JamesRamm commented 7 years ago

The latest set of commits to the tuflow_refactor branch adds the basics of a new TuflowModel (just called Model) and support in the fileloader for using the new api:

from ship.utils.fileloaders.fileloader import FileLoader
model = FileLoader().loadFile(path, version=2)

Old api still accessible by omitting version (or setting it to 1). I am developing Model as an entirely new class since pretty much all the functions from TuflowModel would need to be rewritten or replaced. Nowhere near parity with original API features yet, but basics are there in (hopefully) a simpler and more succinct setup. In this branch then, I am just going to focus on making sure Model/ControlFileNode has feature parity with TuflowModel, ControlFile, and the various TuflowPart subclasses. Other API changes can then be tackled elsewhere/later.

duncan-r commented 7 years ago

This sounds really good. I'll see if I can pull it all down tonight and go through it properly. I had a bit of a look through the other day and it all seems to be looking good. I think I'll start hooking your branch up to a piece of software I have that reads lots of info in and tell you how it gets on. The version kwarg is a nice addition 👍 I'm drawn as to whether to keep the main class called TuflowModel or go with the Model choice. I partly think that all main models files (for any supported model in the API) could be called Model in it's own package for consistency. But it's also nice for users to be able to directly import the classes without clashes...i.e. keep it as TuflowModel. Any thoughts?

duncan-r commented 7 years ago

@JamesRamm A small thing at the moment, but would you mind fixing your docstring's up a little? Could you put the summary line next to the opening """ please?

You may have noticed but the library uses the google napolean style docstrings: http://sphinxcontrib-napoleon.readthedocs.io/en/latest/example_google.html

Sphinx gets a little funny if they aren't consistent :)
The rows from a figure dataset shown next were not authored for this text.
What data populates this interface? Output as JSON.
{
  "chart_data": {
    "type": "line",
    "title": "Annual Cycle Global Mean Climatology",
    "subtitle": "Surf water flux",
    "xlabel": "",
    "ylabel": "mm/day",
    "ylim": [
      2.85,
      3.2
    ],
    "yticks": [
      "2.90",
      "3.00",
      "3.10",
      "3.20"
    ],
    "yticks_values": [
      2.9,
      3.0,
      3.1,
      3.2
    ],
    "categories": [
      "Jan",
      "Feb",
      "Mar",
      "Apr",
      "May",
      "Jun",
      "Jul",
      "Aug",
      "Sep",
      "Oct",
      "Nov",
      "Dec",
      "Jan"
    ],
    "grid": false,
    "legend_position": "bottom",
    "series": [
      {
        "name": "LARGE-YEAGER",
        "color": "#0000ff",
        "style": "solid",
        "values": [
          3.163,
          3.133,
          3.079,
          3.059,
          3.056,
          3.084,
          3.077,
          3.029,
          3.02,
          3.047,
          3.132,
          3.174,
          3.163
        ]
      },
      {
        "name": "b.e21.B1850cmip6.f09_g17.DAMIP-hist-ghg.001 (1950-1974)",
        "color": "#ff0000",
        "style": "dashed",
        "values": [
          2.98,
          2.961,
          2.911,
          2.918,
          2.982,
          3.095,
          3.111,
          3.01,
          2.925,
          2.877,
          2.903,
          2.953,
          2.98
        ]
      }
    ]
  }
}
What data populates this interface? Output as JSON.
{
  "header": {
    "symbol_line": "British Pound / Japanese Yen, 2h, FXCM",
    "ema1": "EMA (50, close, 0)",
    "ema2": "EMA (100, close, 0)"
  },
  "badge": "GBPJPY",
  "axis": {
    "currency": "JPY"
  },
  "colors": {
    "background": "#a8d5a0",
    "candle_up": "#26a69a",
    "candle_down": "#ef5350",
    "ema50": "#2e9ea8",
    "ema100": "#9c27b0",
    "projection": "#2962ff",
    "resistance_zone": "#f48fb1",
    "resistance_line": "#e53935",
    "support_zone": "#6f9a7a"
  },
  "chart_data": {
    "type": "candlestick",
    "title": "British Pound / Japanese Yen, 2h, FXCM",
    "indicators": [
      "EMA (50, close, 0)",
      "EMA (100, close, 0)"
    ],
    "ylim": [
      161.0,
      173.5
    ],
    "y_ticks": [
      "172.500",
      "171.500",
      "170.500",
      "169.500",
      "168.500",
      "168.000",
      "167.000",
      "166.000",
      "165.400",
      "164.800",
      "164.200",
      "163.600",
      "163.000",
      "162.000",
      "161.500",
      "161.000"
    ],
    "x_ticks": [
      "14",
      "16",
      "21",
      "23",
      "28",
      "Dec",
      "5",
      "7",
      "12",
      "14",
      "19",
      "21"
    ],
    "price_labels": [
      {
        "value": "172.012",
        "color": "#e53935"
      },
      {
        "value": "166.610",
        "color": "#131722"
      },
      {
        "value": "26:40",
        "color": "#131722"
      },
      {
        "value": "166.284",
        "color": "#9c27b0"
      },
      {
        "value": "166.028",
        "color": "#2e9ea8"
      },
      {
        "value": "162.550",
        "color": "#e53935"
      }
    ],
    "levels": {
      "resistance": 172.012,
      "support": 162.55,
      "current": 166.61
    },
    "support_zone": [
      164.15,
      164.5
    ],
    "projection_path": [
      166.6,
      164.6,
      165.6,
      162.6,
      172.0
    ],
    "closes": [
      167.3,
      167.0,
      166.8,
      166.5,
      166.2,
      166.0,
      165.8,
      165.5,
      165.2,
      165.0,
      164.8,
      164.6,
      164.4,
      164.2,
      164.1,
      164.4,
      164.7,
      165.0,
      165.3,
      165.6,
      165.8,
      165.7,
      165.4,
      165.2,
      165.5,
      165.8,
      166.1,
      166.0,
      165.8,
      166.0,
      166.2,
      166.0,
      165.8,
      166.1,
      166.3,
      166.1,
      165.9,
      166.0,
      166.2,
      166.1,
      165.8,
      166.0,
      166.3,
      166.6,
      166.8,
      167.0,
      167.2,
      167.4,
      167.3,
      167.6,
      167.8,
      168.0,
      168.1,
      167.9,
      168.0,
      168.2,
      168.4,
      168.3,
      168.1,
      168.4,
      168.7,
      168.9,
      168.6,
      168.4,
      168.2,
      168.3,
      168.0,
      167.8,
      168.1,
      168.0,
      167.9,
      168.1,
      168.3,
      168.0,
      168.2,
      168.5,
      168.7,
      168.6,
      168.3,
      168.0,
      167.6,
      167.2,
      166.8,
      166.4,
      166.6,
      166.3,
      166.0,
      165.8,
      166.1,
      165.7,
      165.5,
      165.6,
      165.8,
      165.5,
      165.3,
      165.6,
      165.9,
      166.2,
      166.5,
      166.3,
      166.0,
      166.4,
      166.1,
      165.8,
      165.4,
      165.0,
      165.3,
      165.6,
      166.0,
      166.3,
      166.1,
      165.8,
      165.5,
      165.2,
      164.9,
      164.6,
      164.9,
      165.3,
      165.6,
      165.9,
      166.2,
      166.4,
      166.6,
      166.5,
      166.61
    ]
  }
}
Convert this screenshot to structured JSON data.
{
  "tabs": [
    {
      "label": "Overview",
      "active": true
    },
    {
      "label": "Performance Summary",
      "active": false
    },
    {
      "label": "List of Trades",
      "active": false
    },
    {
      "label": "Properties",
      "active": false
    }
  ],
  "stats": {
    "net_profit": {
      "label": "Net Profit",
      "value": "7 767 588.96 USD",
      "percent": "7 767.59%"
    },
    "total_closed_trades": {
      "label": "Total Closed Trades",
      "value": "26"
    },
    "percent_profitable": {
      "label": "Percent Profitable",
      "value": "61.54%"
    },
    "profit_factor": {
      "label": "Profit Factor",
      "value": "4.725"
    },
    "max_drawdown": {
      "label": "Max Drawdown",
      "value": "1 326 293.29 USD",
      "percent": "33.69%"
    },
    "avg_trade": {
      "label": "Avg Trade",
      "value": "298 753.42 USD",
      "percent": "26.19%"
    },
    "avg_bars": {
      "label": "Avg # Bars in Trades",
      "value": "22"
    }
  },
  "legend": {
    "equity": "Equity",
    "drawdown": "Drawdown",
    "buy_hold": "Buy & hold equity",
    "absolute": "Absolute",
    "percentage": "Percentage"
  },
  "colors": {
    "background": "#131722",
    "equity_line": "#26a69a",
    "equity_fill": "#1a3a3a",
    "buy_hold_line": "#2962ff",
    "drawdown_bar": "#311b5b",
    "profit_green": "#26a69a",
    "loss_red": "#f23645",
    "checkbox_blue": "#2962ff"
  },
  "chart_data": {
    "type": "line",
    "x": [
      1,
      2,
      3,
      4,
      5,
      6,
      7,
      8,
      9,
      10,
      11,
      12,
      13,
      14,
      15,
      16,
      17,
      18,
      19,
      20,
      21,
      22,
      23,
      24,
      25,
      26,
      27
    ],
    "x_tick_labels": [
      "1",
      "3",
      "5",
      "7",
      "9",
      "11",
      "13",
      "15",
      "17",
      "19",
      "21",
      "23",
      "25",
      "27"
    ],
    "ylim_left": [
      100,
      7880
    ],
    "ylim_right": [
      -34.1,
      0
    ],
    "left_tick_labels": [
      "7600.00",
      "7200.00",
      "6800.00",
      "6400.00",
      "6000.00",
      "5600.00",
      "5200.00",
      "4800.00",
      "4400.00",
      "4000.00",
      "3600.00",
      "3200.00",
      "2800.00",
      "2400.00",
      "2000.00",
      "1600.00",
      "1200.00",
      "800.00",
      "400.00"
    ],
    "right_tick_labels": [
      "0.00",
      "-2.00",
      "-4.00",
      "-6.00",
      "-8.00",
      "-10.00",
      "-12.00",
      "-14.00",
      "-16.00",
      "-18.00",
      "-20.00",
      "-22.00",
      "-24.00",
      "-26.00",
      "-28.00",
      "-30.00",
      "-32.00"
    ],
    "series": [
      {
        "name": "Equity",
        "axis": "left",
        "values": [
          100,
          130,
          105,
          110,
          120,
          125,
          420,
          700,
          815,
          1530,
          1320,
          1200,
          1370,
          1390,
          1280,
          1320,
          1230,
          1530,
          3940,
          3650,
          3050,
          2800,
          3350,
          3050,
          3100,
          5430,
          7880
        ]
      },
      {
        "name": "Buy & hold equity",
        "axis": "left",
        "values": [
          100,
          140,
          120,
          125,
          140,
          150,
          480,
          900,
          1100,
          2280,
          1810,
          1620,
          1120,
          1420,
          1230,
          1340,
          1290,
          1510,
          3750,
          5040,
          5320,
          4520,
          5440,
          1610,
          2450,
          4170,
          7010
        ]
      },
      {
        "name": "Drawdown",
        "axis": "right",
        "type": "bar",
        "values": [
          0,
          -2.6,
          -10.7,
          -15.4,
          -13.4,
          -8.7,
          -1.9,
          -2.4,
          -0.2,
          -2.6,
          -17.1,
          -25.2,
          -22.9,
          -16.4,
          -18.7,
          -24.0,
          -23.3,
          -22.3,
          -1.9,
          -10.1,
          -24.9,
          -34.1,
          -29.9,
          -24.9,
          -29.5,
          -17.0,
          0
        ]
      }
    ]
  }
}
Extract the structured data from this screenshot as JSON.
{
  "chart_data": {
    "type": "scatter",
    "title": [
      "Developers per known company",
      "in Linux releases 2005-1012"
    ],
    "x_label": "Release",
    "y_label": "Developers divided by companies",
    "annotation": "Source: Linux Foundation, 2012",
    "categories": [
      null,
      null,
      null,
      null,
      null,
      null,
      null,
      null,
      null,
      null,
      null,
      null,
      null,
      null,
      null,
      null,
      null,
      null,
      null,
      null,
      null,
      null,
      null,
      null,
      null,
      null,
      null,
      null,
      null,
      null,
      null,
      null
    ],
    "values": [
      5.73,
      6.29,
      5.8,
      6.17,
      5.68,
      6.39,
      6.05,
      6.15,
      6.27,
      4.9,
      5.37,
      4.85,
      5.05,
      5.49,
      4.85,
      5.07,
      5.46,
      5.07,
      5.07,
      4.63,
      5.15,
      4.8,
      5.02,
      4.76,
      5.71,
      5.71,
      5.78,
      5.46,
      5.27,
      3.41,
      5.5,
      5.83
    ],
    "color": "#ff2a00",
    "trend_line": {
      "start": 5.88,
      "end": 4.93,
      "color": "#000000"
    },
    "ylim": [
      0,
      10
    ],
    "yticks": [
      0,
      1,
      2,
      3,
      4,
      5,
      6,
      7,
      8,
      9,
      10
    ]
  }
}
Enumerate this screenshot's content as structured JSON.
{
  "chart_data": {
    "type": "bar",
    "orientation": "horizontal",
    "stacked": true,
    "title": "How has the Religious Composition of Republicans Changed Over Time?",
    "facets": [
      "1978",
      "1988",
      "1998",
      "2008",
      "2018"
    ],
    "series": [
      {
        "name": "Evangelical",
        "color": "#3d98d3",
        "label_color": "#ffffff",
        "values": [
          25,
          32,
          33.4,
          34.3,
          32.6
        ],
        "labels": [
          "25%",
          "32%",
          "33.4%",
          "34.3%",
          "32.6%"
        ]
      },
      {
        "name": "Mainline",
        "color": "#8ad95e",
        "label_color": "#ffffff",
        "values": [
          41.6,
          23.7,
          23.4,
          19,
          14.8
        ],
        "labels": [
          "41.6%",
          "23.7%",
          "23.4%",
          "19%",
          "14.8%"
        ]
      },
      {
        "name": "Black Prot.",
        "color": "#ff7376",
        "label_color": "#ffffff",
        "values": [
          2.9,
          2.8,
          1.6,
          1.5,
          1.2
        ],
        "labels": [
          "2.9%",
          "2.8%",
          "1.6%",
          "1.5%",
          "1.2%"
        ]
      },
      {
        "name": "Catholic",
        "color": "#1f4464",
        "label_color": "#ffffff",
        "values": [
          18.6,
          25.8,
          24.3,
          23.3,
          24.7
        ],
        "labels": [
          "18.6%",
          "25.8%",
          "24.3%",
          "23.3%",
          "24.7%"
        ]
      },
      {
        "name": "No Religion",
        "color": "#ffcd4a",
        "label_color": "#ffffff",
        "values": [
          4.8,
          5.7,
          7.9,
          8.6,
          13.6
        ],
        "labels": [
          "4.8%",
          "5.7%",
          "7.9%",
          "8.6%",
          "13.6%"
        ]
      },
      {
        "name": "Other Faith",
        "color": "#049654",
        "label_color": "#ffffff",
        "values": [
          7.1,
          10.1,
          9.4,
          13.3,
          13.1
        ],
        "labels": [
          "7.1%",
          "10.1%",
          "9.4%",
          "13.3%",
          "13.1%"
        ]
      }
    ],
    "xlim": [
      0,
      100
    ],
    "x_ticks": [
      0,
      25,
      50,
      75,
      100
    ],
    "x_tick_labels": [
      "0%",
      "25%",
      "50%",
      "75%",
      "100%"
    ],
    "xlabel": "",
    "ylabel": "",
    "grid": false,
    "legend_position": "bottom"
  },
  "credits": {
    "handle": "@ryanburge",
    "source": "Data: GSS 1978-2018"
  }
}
JamesRamm commented 7 years ago

Yup I'll fix up the docstrings. I've continued api thoughts in #20

JamesRamm commented 7 years ago

@duncan-r I'm trying to consolidate some ControlFile functions with the new api. Currently looking at addLogicPart. If I understood correctly, I think append_statement is analogous to addLogicPart, although it deals with appending any basic command == parameter !comment node.

I don't see any useful way to maintain the same function signatures for any function for adding parts to the tree. Also, there probably needs to be a specific function for adding logic blocks, since they require a specific creation order of nodes, the user shouldnt deal with creating ControlFileNode instances themselves.

so something like appendLogicBlock, which would create the parent IF or DEFINE node with the initial statement and the END node. It would return the parent (IF/DEFINE) so you could then append the inner statements.

So a function signature like:

appendLogicBlock(logic_type, command, parameter, comment=None)

so you could do:

node = appendLogicBlock('IF', 'command', 'parameter', 'my comment')
node.appendStatement(command, parameter, comment)

Does this seem reasonable?

appendStatement I imagine is going to have to somehow handle whether to insert an ELSE IF, ELSE or nothing.

It looks like we will be able to maintain somewhat-similar functions at a Model level but it will be drastically different at the control file level

duncan-r commented 7 years ago

@JamesRamm sorry for the slow response. I've had a a few long days and no time to put to this. I think that what you're saying sounds reasonable. In general I very much doubt that this is used much in the public API. It will mainly be used internally to build and retrieve from the logic structures. My thoughts are that: if you can make it work will with your new setup and make the public API more understandable in the process it's a win-win.